Bacaan pertama, yang singkat, mengisahkan peristiwa Ketika semua suku Israel, diwakili para tetua, menghadap Daud di Hebron. Mereka berkata bahwa “kami ini darah dan dagingmu” kepada raja Daud. Dan, Daud menjadi Raja bagi seluruh Israel.

Inspirasi apa yang dapat kita petik dari Injil suci dan Bacaan untuk Minggu ini? Pertama, semoga, setiap umat semakin diteguhkan bahwa Yesus Kristus sang Raja Semesta Alam adalah Maha rahim, Maha pengampun. Dismas, yang menjadi Santo, yang mengaku-menyesal-dan-meminta ‘diingat’, “hari ini” juga bersama Yesus di Firdaus (namun bukan berarti baru tobat di saat-saat akhir).

Kedua, sungguh tidak mudah memahami karya penyelamatan Allah. Yesus yang tiada berdosa, harus merelakan nyawa di kayu salib, walau salib itu menandakan keagungan-Nya. Namun, kita bisa memetik hikmat dari nasihat Rasul Paulus kepada jemaat di Kolose yang disukainya.
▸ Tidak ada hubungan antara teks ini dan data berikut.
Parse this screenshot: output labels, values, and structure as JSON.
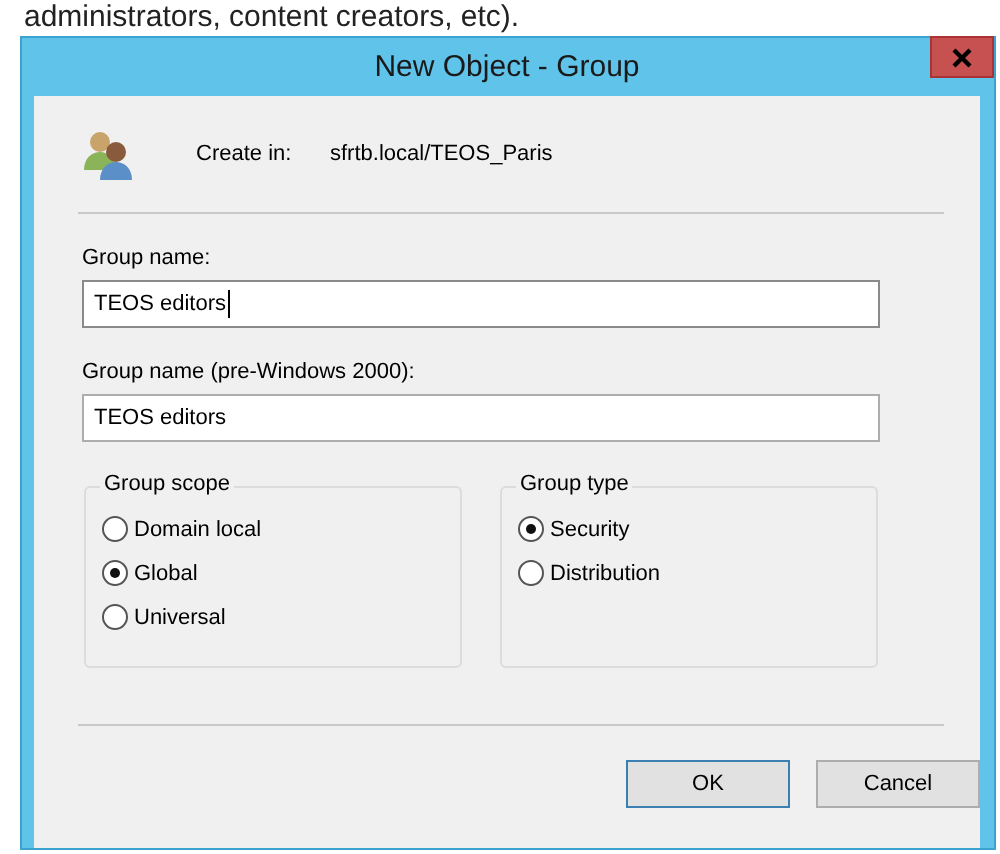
{
  "caption_fragment": "administrators, content creators, etc).",
  "window": {
    "title": "New Object - Group"
  },
  "create_in": {
    "label": "Create in:",
    "path": "sfrtb.local/TEOS_Paris"
  },
  "fields": [
    {
      "label": "Group name:",
      "value": "TEOS editors",
      "focused": true
    },
    {
      "label": "Group name (pre-Windows 2000):",
      "value": "TEOS editors",
      "focused": false
    }
  ],
  "groups": [
    {
      "title": "Group scope",
      "options": [
        {
          "label": "Domain local",
          "selected": false
        },
        {
          "label": "Global",
          "selected": true
        },
        {
          "label": "Universal",
          "selected": false
        }
      ]
    },
    {
      "title": "Group type",
      "options": [
        {
          "label": "Security",
          "selected": true
        },
        {
          "label": "Distribution",
          "selected": false
        }
      ]
    }
  ],
  "buttons": [
    {
      "label": "OK",
      "default": true
    },
    {
      "label": "Cancel",
      "default": false
    }
  ]
}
Paulus mengatakan bahwa Yesus adalah Kristus bagi alam semesta. Dalam dan melalui Dia, segenap insan di dunia diperdamaikan dengan Allah.
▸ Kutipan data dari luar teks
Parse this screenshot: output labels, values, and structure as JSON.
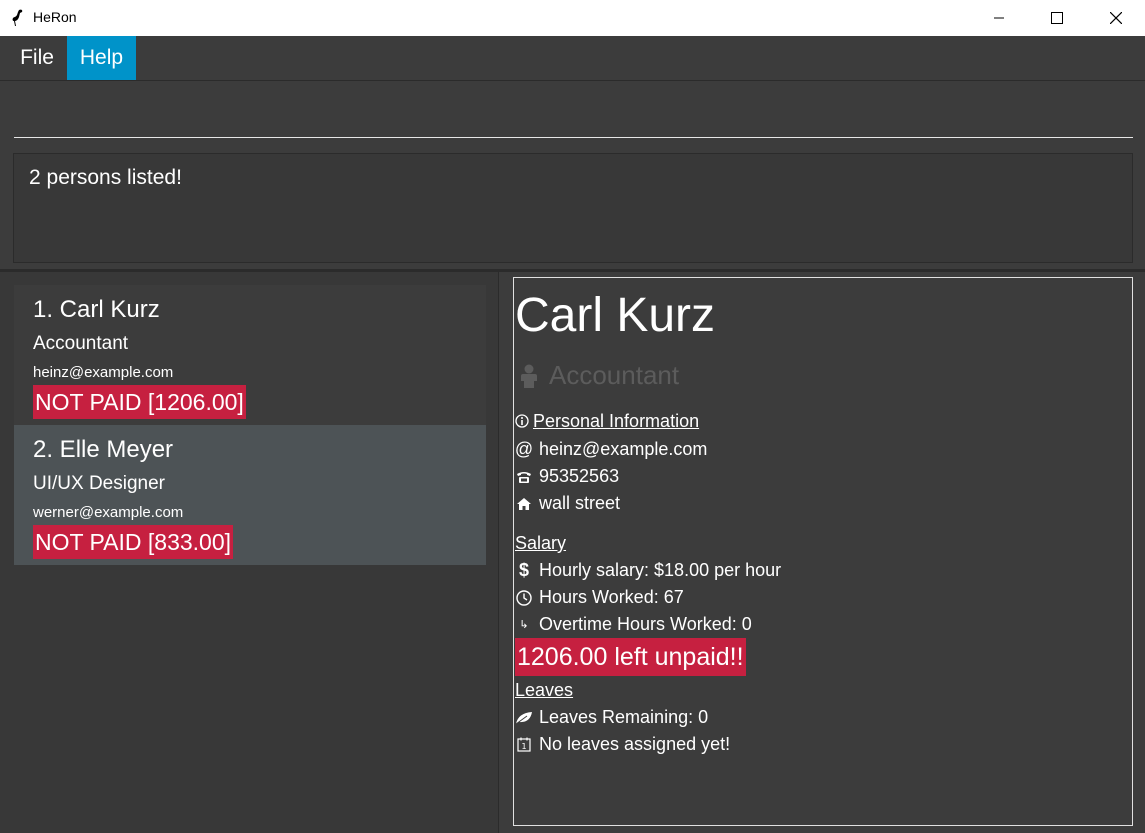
{
  "window": {
    "title": "HeRon"
  },
  "menu": {
    "file_label": "File",
    "help_label": "Help"
  },
  "command": {
    "value": ""
  },
  "result": {
    "message": "2 persons listed!"
  },
  "persons": [
    {
      "index_name": "1.  Carl Kurz",
      "role": "Accountant",
      "email": "heinz@example.com",
      "pay_status": "NOT PAID [1206.00]"
    },
    {
      "index_name": "2.  Elle Meyer",
      "role": "UI/UX Designer",
      "email": "werner@example.com",
      "pay_status": "NOT PAID [833.00]"
    }
  ],
  "detail": {
    "name": "Carl Kurz",
    "role": "Accountant",
    "personal_heading": "Personal Information",
    "email": "heinz@example.com",
    "phone": "95352563",
    "address": "wall street",
    "salary_heading": "Salary",
    "hourly_salary": "Hourly salary: $18.00 per hour",
    "hours_worked": "Hours Worked: 67",
    "overtime_hours": "Overtime Hours Worked: 0",
    "unpaid": "1206.00 left unpaid!!",
    "leaves_heading": "Leaves",
    "leaves_remaining": "Leaves Remaining: 0",
    "leaves_assigned": "No leaves assigned yet!"
  },
  "colors": {
    "accent": "#0093c9",
    "unpaid": "#c62040",
    "background": "#3c3c3c",
    "selected_card": "#4d5356"
  }
}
Ketiga, baik Injil suci maupun Surat kepada jemaat di Kolose bisa menjadi bahan refleksi yang baik bagi para pemimpin masa kini. Para pemimpin, yang waktu itu mengejek Yesus dikarenakan: yang ada dalam pikiran mereka hanyalah semangat menyelamatkan diri (dari penjajah Romawi). Kepentingan mereka, dirinya, keluarga atau teman-teman dekat, yang utama. Semoga, setiap pemimpin masa kini mengikuti model kepemimpian Yesus: pelayanan dan pengurbanan diri (bagi orang lain/banyak).

Akhir kata, “Selamat merayakan Ekaristi Hari Raya Tuhan Kita Yesus Kristus Raja Semesta Alam, sambil dengan gembira ikut melantunkan mazmur bagi-Nya, “Mari kita pergi ke rumah Tuhan dengan sukacita.” (Mzm. 122:1).